MKTG SR - pasek na kartach artykułów

Z kibolem da się żyć

Rozmawiał Joachim Przybył
Kibole to bardzo zróżnicowana zbiorowość, która ma wiele twarzy.
Kibole to bardzo zróżnicowana zbiorowość, która ma wiele twarzy. Paweł Skraba
Dominik Antonowicz: - Problemem polskich stadionów są grupy przestępcze na trybunach, a nie kibice odpalający race.
Dominik Antonowicz
Dominik Antonowicz

Dominik Antonowicz

Rozmowa z
Dominikiem Antonowiczem
socjologiem UMK, znawcą środowisk kibicowskich

- Czy mamy problem ze środowiskiem kiboli, czy to raczej kwestia eksponowanie przypadkowych wydarzeń w mediach?
- Na pewno zdarzenia, o których ostatnio było głośno w mediach, miały miejsce, ale trzeba mieć świadomość ich skali. Na plaży pobiło się kilkudziesięciu mężczyzn. Fakt, że byli ubrani w koszulki klubu piłkarskiego uczynił z bójki wydarzenie krajowe, a nawet międzynarodowe. Zle się stało, że konflikt między plażującymi kibicami i marynarzami przerodził się w awanturę, ale wybuchła panika medialna zupełnie nieproporcjonalna do skali tego zdarzenia.

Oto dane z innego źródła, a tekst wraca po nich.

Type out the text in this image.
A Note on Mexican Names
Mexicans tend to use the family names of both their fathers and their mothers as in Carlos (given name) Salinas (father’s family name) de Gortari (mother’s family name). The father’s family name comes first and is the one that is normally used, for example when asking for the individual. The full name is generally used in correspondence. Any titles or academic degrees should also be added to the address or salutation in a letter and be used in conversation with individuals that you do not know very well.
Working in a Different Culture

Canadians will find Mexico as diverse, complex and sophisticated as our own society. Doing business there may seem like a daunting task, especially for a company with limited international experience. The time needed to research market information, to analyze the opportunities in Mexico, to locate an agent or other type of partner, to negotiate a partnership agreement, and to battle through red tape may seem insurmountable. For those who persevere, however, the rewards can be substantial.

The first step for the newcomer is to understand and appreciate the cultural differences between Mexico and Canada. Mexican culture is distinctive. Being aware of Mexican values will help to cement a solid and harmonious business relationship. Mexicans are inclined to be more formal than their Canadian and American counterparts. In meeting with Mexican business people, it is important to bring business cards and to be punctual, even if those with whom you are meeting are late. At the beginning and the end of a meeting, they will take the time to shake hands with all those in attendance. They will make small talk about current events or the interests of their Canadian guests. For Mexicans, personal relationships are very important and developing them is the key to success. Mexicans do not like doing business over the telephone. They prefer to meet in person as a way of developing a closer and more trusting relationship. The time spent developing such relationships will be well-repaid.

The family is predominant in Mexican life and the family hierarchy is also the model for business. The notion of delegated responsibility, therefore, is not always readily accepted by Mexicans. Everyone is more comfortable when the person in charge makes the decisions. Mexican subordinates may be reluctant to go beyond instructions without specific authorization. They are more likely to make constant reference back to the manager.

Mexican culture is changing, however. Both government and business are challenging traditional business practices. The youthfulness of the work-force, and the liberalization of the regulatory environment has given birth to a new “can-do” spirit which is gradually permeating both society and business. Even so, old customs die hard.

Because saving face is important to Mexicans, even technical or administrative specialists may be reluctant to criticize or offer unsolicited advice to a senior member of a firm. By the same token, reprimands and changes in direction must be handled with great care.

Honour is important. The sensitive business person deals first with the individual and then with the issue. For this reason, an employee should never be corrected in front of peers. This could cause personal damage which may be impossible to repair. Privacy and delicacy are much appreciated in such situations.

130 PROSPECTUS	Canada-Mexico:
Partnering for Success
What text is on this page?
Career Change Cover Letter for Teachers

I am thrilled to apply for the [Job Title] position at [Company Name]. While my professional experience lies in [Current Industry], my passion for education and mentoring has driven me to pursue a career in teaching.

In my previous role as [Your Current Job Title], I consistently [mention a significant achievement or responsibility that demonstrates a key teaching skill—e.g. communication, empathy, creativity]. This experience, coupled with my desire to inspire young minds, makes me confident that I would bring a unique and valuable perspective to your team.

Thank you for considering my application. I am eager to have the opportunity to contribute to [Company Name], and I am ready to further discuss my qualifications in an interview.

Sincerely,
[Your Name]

- Stereotyp szalikowca to łysy osiłek z grubą szyją po podstawówce.
- To uproszczona i nieprawdziwa definicja. Kibole to określenie pejoratywne i nieostre, któremu każdy przypisuje inne znaczenie. To bardzo zróżnicowana zbiorowość, która ma wiele twarzy, wśród nich są ludzie, którzy gotowi są bić się za swój klub. Większość z nich jest jednak niegroźna, przychodzą na stadiony, żeby prowadzić doping, a że są głośni, czasami poniosą ich emocje, to ich zbiorowa siła może przerażać pozostałych kibiców. Obok nich, a czasami również wśród nich, są sportowi chuligani, którzy w rywalizacji klubowej szukają możliwości sprawdzenia się w zorganizowanych walkach tzw. ustawkach, na które umawiają się z dala od ludzi, na leśnych polanach. Trzeba jednak to jasno powiedzieć: to zdecydowana mniejszość.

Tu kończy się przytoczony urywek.